Texas Equusearch and Pasadena police believe as many as 20 more victims of the sadistic murders in the 1970s could be buried behind the small bungalow.

PASADENA, Texas — Early morning rain forced Texas Equusearch to hit the pause button today on the search for more possible victims of Houston serial killer Dean Corll and two teenage accomplices. KHOU 11 News was the only station there as crews began digging in a Pasadena backyard Wednesday. 

Equusearch says there could be up to 20 more victims buried behind the home of the sadistic killer known as the "Candy Man."

"It's my understanding there's some really good information there as to why we're concentrating on this particular plot of land," victims' advocate Andy Kahan said.

From 1970 to 1973, Elmer Wayne Henley and David Brooks would lure victims to Corll's home where they were raped, tortured and killed. They met many of them in the Heights where Corll's parents owned a candy shop near a school.

"You have accomplices knowingly marching young men to a very sadistic and insidious death," said Kahan. 

Before they were killed, some of the victims were forced to write post cards telling their parents they'd taken jobs out of town. Police wrote them off as runaways so nobody was searching for them when they vanished.

The murders only stopped when Henley turned on Corll and killed him at the Pasadena home. After he confessed, police found 28 bodies buried all over the Houston area. 

"This is one of the largest serial killings in this country's history," said Kahan, who's spent many years making sure Henley never leaves prison. Brooks died in prison in 2018.

Kahan said there's always been rumors there were more victims.
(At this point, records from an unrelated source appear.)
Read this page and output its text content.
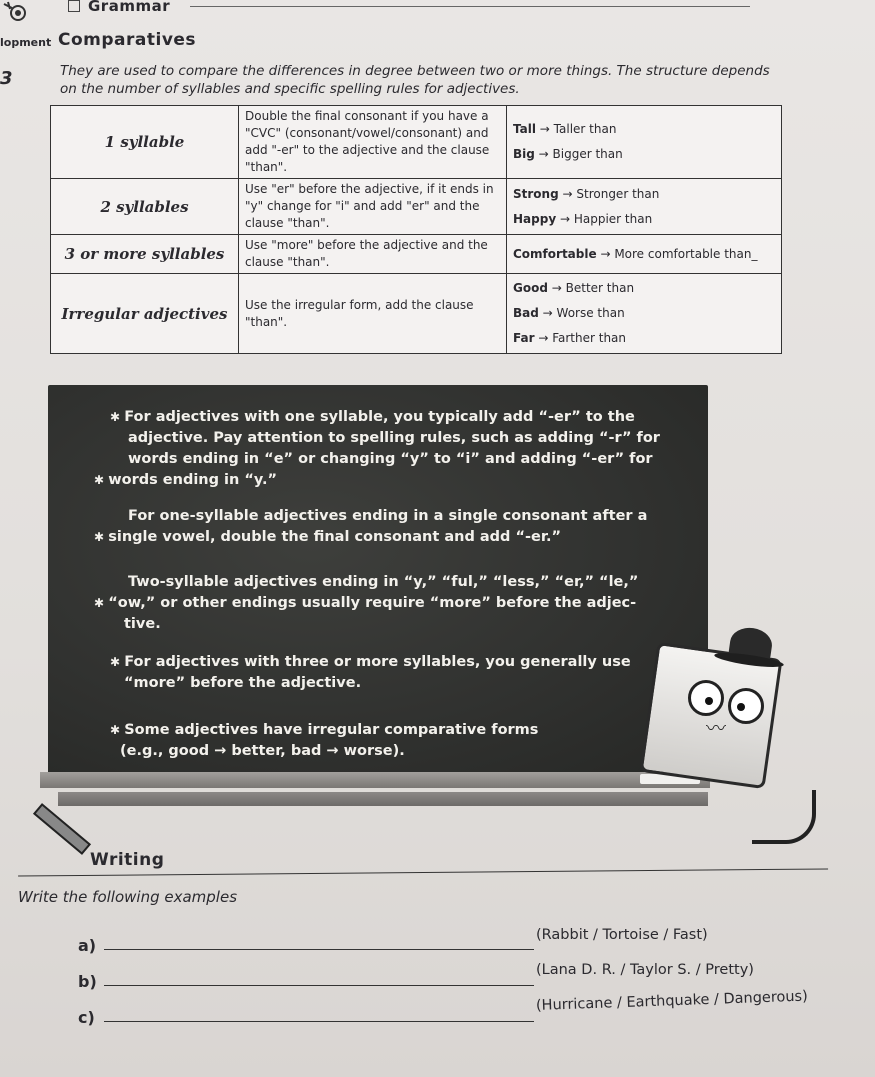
Grammar
lopment Comparatives
3	They are used to compare the differences in degree between two or more things. The structure depends on the number of syllables and specific spelling rules for adjectives.
1 syllable	Double the final consonant if you have a "CVC" (consonant/vowel/consonant) and add "-er" to the adjective and the clause "than".	Tall → Taller than
Big → Bigger than

2 syllables	Use "er" before the adjective, if it ends in "y" change for "i" and add "er" and the clause "than".	Strong → Stronger than
Happy → Happier than

3 or more syllables	Use "more" before the adjective and the clause "than".	Comfortable → More comfortable than_

Irregular adjectives	Use the irregular form, add the clause "than".	Good → Better than
Bad → Worse than
Far → Farther than
✱ For adjectives with one syllable, you typically add “-er” to the
adjective. Pay attention to spelling rules, such as adding “-r” for
words ending in “e” or changing “y” to “i” and adding “-er” for
✱ words ending in “y.”
For one-syllable adjectives ending in a single consonant after a
✱ single vowel, double the final consonant and add “-er.”
Two-syllable adjectives ending in “y,” “ful,” “less,” “er,” “le,”
✱ “ow,” or other endings usually require “more” before the adjec-
tive.
✱ For adjectives with three or more syllables, you generally use
“more” before the adjective.
✱ Some adjectives have irregular comparative forms
(e.g., good → better, bad → worse).
〰
Writing
Write the following examples
a)
(Rabbit / Tortoise / Fast)
b)
(Lana D. R. / Taylor S. / Pretty)
c)
(Hurricane / Earthquake / Dangerous)
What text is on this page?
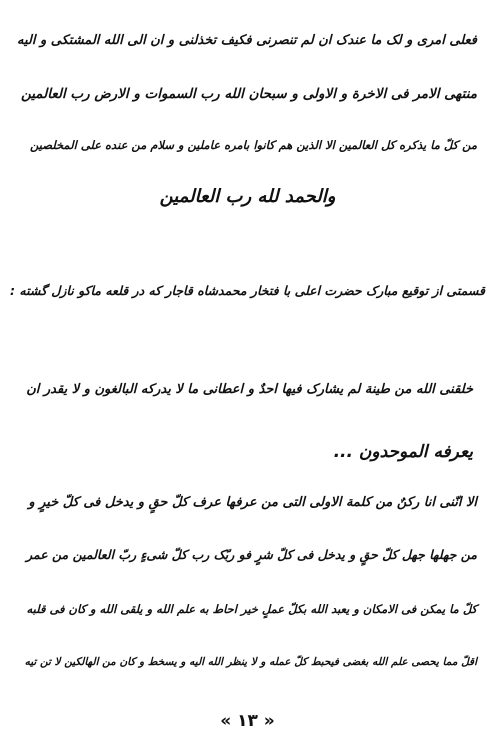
فعلی امری و لک ما عندک ان لم تنصرنی فکیف تخذلنی و ان الی الله المشتکی و الیه
منتهی الامر فی الاخرة و الاولی و سبحان الله رب السموات و الارض رب العالمین
من کلّ ما یذکره کل العالمین الا الذین هم کانوا بامره عاملین و سلام من عنده علی المخلصین
والحمد لله رب العالمین
قسمتی از توقیع مبارک حضرت اعلی با فتخار محمدشاه قاجار که در قلعه ماکو نازل گشته :
خلقنی الله من طینة لم یشارک فیها احدٌ و اعطانی ما لا یدرکه البالغون و لا یقدر ان
یعرفه الموحدون ...
الا انّنی انا رکنٌ من کلمة الاولی التی من عرفها عرف کلّ حقٍ و یدخل فی کلّ خیرٍ و
من جهلها جهل کلّ حقٍ و یدخل فی کلّ شرٍ فو ربّک رب کلّ شیءٍ ربّ العالمین من عمر
کلّ ما یمکن فی الامکان و یعبد الله بکلّ عملٍ خیر احاط به علم الله و یلقی الله و کان فی قلبه
اقلّ مما یحصی علم الله بغضی فیحبط کلّ عمله و لا ینظر الله الیه و یسخط و کان من الهالکین لا تن تیه
« ۱۳ »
The leads this time, he believes, are promising.

"We're cautiously optimistic something is going to come from this one way or another."

Wednesday's search yielded nothing, but there's more digging to do. 

"There are other areas that will be looked at if this one doesn't pan out," Kahan said. "There are families out there that don't have answers that deserve answers."

Texas Equusearch says the digging is set to resume Friday morning.